Tutors didn't help. The summer courses I took didn't help and neither did the knock down drag out fights I would have with my parents. They couldn't understand why I was getting A's and B's in the courses I actually enjoyed and practically failing the ones I didn't. It seemed pretty logical to me, but they were educators and thought my grades should be more "consistent". I consistently argued that I'd never need math in my life.

By the time I got to college, I took the minimum required math courses that I needed in order to graduate and that was that. I'm ashamed to admit that I didn't go for a marketing degree because I couldn't handle all the math prerequisites and instead opted for a Bachelor of Arts in communications with an emphasis in public relations. I can still put together a marketing budget and successfully stick to it.

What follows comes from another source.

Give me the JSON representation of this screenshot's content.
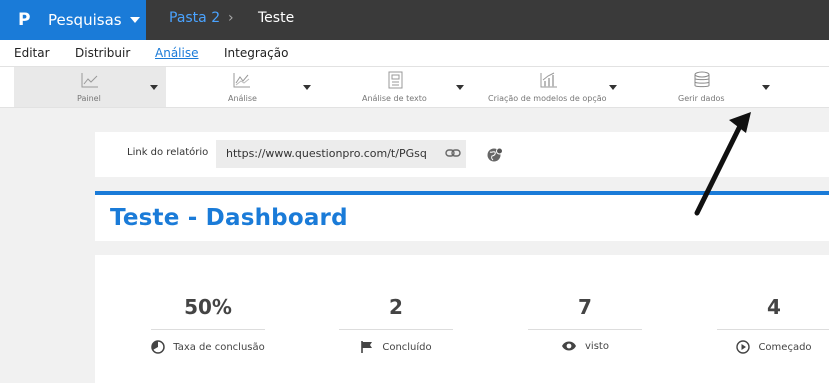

I like to think that I have a logical mind that is very black and white because I appreciate that in mathematics, there can only be one solution to a problem. I mean 2 + 2 can't equal 5, right? But numbers have always boggled my mind. I just don't have a head for them and I never have. I know just enough to get by and for everything else, there's a calculator.

I understand the value of math and why it is important to learn basic formulas, fractions and percentages, but I'm already starting to worry about helping Lucas with his math homework. Beyond middle school, we are definitely going to have problems (no pun intended). Thank goodness his dad is a very proud left brainer and will assist in this arena.

Numbers or not, the best is yet to be.

Labels: confession, school, TBW, TDA bio

## 8 Comments:

Gosh Tonya, it was though I was reading my own "math experience"!!!! Thank Goodness Luc is a good left brainer!

I have a logical mind too and I have a very good memory for dates (most dates, I think).

Thanks for sharing and making me feel less "lonely" : ) xoxo

Me and math aren't very good friends, either. You know who taught me how to figure out percentages? Jackie Lu! Seriously, I never knew how to figure them out until she gave me a trick to doing it.

math is everywhere (did you ever see that movie Pi?). I suck at it too and Lance gets great amusement out of the fact I must think to calcultate and use my fingers and toes!

Oh, your story could have been mine just as easily! My dad was SO math-brained, too, and couldn't understand how I didn't get it. Poor guy! I did go on to get an accounting degree, but that's pretty much easy math!

I kept up with my son until somewhere in middle school, and then I just couldn't help anymore! I have tried to not imprint my kids with my math phobia, but neither one of them likes it! Oh well...

Its funny that mom and dad had two girls that are so horrible at math.. Hmm, where was that gene?!

Ugh, it is just as difficult to relearn it as it was learn it in the first place. My kid will be in the 7th grade this year and I'm thinking I need the tutor.

I don't mind numbers so much but equations? No thanks. I do not care what ax+xy+by is. Thanks.

Being a marketing major myself, and knowing how much "quantitative methods" 1 & 2 sucked, I would say not to feel bad about not going that route!